Lola T95/30
- Lola T95/30 F1 test car in 1996 driven by Allan McNish.
- Category: Formula One
- Constructor: Lola
- Designer(s): Julian Cooper Chris Saunders
- Predecessor: Lola T93/30
- Successor: Lola T97/30

Technical specifications
- Engine: Ford
- Tyres: Goodyear

Competition history
- Notable entrants: Not entered
- Notable drivers: Allan McNish
- Debut: NA
| Races | Wins | Poles | F/Laps |
| NA | NA | NA | NA |
- Constructors' Championships: NA
- Drivers' Championships: NA

= Lola T95/30 =

The Lola T95/30 (also known as the Lola T94/30) is a Formula One motor racing car which was tested by Allan McNish during 1994 and early 1995. The car, however, was not raced during any Formula One races. The car was designed as a prototype ready for Lola's arrival in Formula One. Lola, instead of actually racing the car in the season, chose instead to test the car while searching for a big-name sponsor as money for the project dried up. The T95/30 version could not be raced as it was made obsolete by regulation changes enforced by the Fédération Internationale de l'Automobile (FIA), Formula One's governing body.
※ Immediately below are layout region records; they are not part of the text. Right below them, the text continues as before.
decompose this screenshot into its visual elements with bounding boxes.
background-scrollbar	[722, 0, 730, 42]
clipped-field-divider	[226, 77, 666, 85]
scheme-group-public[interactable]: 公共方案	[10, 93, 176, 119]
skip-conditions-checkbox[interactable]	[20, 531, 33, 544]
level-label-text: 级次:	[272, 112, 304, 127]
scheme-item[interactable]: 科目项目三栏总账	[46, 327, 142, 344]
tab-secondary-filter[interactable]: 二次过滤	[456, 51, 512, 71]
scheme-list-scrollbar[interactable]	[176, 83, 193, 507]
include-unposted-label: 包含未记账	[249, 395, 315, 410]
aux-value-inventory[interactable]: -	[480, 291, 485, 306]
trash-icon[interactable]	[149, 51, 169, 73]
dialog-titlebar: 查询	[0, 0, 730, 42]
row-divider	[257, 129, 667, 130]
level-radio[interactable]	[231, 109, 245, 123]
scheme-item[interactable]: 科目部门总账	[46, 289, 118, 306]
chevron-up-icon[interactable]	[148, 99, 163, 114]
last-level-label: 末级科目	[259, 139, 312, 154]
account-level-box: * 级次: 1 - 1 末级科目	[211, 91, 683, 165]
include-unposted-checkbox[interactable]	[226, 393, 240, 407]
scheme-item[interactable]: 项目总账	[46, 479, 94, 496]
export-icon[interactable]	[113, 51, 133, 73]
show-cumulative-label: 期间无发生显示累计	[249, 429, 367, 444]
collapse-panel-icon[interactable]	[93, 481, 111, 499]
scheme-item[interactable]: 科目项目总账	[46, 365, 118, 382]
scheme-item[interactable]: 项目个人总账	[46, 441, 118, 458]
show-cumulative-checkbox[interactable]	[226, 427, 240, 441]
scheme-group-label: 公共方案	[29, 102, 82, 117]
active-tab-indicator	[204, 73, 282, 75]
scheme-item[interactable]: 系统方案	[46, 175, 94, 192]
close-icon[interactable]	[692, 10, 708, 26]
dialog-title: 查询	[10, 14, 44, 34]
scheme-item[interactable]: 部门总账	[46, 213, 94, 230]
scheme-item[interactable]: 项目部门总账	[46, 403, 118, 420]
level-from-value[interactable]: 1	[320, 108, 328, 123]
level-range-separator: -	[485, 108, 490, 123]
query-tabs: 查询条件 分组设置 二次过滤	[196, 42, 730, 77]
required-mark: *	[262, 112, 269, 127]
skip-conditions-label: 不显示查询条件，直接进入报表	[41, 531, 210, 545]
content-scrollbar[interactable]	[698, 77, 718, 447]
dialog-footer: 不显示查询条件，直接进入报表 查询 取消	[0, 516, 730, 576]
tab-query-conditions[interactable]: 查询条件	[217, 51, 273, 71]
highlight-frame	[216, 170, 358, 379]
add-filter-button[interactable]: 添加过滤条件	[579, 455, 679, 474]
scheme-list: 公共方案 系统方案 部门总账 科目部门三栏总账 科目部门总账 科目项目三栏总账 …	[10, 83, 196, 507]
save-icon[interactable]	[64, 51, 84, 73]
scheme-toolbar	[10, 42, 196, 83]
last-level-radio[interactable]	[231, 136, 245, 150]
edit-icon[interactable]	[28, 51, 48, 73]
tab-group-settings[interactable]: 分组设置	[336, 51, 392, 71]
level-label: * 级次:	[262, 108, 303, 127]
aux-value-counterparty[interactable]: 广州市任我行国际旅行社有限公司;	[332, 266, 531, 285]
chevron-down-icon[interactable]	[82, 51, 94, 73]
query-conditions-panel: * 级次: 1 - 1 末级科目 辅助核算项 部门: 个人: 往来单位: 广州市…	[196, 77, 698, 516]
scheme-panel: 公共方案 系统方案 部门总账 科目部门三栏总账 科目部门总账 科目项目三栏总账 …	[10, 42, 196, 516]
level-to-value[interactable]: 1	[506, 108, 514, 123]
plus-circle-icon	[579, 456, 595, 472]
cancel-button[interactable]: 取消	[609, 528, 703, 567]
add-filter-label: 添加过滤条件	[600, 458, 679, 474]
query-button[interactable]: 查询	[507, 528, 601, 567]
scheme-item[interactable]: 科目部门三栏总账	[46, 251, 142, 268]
The car was designed by Julian Cooper and Chris Saunders, who previously worked at Benetton and Williams respectively. The chassis was developed using the 40% scale windtunnel at Cranfield Institute. The T95/30 car was eventually sold as a collector's item after being displayed at the 1997 Autosport show.

The car was succeeded by the Lola T97/30, which the team used during their participation in the 1997 Formula One season.